MAYBE OUR MANAGER IS TOO SOFT?

PLEASE, NO MORE BINDERS, BUT HOW ABOUT SOMEONE IN THE MIDDLE OF BOONE AND GIRARDI?...TOO LATE NOW.

LOOKS LIKE BOONE NEEDS A "KICK-ASS/PEACE AND TRANQUILITY COACH" LIKE WILLIE HORTON WAS FOR BILLY MARTIN.
AS FAR AS DISCIPLINE GOES, BOONE DOESN'T LOOK OR SOUND LIKE HE HAS IT IN HIM.

HoraceClarke66 said...

You are spot on, ALL-CAPS!

I would say it starts with the manager. Their manager ignores the New Baseball nonsense, encourages situational hitting, puts on plays, and generally motivates his guys.
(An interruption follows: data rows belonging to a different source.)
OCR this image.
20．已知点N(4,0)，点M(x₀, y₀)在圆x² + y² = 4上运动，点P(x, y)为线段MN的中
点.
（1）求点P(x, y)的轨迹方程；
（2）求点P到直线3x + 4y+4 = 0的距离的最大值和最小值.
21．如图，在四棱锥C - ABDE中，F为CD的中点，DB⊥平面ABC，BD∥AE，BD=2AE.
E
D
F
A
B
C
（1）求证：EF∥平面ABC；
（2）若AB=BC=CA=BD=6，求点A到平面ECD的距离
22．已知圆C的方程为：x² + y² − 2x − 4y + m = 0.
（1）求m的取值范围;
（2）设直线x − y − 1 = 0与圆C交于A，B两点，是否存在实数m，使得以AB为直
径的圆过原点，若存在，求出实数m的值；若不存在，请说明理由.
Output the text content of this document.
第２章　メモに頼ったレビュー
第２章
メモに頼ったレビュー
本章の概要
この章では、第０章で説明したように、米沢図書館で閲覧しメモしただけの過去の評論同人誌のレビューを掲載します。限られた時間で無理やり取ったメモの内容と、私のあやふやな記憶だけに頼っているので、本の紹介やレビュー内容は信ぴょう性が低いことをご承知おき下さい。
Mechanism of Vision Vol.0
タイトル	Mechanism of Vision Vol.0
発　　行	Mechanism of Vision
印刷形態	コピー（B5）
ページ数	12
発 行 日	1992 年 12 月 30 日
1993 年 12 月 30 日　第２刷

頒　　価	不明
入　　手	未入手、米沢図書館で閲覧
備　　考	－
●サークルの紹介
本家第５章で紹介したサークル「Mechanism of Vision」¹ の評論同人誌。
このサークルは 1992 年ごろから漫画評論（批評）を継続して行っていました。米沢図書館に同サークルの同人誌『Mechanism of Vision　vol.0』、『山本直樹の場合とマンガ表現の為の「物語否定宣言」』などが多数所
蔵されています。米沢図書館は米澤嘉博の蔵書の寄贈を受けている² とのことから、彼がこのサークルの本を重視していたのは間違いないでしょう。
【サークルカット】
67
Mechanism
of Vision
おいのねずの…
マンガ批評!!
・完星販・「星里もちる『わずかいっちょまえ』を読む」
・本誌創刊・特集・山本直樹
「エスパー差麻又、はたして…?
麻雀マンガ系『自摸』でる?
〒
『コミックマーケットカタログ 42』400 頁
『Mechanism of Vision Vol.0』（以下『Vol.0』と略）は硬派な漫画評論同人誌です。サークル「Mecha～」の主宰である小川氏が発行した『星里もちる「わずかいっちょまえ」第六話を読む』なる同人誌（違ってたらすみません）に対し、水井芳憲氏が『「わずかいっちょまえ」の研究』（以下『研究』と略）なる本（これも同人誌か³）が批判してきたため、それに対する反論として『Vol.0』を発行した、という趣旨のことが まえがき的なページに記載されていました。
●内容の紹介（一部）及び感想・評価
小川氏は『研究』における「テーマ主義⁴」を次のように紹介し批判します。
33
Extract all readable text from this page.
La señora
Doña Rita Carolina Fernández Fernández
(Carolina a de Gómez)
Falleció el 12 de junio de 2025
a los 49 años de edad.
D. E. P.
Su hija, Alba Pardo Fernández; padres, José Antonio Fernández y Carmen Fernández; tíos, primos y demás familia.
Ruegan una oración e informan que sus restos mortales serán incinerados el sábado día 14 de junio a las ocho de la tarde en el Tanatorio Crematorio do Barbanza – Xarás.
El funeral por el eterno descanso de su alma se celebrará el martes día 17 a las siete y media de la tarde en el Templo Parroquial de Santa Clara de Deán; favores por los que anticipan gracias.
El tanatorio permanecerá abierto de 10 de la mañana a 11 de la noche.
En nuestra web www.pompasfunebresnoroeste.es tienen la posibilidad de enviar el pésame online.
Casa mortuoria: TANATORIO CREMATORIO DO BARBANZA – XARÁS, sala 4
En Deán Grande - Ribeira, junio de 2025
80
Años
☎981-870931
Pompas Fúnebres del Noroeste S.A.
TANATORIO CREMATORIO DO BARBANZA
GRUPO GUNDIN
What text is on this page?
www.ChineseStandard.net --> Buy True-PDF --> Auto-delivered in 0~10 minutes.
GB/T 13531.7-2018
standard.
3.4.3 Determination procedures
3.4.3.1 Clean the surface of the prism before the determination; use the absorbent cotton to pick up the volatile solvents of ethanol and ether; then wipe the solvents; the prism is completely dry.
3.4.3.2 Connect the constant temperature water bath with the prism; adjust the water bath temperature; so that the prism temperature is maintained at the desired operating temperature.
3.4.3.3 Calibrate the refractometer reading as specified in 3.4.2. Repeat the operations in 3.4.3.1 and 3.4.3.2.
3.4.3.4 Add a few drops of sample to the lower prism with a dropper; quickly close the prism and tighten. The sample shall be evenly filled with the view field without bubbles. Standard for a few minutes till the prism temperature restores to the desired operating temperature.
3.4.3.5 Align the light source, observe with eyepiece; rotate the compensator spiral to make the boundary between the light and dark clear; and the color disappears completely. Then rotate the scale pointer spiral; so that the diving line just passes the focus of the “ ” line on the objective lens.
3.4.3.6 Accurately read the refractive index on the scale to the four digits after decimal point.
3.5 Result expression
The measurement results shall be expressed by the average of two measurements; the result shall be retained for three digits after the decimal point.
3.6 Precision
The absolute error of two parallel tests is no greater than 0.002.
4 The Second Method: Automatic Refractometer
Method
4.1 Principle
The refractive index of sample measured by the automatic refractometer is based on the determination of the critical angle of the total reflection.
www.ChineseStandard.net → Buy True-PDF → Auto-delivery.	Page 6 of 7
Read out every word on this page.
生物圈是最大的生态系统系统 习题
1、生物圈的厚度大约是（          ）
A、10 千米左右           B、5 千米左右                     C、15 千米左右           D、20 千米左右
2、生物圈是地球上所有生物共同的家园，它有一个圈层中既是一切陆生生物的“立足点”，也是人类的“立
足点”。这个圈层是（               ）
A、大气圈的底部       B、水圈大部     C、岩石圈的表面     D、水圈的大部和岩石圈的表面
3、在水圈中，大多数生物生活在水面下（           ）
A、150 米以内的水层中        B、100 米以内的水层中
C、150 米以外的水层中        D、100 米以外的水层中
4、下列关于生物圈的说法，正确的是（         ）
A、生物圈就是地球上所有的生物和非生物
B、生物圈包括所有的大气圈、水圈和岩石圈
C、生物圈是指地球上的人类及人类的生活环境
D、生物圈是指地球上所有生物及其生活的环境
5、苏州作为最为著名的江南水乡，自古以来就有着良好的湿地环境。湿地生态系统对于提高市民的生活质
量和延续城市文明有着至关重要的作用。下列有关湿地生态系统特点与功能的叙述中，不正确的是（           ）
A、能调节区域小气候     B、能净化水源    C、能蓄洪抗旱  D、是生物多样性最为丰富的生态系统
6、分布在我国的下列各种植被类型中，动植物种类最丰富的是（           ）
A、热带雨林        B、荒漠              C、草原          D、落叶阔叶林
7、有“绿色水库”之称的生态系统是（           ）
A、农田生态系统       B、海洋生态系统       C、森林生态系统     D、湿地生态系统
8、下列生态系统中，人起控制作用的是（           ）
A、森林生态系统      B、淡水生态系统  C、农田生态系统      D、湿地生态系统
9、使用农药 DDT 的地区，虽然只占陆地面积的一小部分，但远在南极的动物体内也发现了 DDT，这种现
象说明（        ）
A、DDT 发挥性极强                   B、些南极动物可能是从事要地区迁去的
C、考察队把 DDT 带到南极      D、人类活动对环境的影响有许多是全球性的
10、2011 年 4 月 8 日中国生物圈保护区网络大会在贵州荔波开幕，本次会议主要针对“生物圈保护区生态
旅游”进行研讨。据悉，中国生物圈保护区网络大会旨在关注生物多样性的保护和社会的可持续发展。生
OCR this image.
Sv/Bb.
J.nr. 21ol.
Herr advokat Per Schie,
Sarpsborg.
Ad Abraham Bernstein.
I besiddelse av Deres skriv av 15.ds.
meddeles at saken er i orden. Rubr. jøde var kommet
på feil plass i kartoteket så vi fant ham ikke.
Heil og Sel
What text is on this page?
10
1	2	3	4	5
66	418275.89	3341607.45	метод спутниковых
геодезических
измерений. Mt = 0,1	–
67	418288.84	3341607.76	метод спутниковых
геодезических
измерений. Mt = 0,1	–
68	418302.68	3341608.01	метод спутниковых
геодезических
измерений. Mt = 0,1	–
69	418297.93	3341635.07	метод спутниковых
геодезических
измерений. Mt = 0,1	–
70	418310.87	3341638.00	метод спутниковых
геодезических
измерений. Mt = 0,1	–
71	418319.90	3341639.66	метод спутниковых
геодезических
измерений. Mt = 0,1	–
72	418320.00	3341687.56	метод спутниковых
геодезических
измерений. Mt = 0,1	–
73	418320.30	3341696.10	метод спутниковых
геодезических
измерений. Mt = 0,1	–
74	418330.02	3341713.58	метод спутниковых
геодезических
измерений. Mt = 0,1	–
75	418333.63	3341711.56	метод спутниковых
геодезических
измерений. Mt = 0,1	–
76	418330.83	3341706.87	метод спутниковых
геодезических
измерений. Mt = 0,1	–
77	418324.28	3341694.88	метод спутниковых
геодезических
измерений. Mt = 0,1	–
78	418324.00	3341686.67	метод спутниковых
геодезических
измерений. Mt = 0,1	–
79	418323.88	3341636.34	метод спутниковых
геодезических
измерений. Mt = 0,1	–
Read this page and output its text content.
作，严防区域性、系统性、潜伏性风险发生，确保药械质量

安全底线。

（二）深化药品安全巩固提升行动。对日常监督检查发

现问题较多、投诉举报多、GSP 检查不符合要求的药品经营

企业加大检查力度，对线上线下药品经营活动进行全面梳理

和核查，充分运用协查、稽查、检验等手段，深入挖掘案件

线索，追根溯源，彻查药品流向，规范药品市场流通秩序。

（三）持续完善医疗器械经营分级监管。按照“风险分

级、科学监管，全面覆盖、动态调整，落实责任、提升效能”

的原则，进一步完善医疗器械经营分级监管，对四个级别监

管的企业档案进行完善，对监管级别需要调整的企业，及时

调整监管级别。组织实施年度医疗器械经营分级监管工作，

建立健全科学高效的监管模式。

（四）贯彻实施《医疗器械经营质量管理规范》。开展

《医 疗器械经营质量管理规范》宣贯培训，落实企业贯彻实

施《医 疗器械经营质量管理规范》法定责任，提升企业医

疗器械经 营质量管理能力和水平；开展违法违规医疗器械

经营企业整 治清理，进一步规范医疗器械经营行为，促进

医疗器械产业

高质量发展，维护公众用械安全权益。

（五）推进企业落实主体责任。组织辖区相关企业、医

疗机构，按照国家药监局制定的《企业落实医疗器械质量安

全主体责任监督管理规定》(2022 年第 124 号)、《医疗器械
Our manager, needless to say, does not.

But our manager is our manager only because our GM is our GM.

Our GM is why Boone is managing and not, say, Cora or Meulens or Beltran or half-a-dozen guys. Their GM not only hired Cora but quietly got 3—count em, 3!—former Cy Young winners on the staff, a fine additional starter at the trade deadline, and a bullpen that boasts only 1 star but is consistently devoid of drama and lights out. Like Charlie Brown, we got a rock: Shane Robinson in right field.

But then, why is our GM our GM? Because our owners just see the Yankees as a cash cow. I'm not saying their owners are Mother Theresa, but they know that winning is part of keeping the fan base.

Sure, with one-third of all teams making the playoffs, and at least one-third tanking at any given time, the Yanks could still get hot some October and win it all. But there is no strategy at play here whatsoever.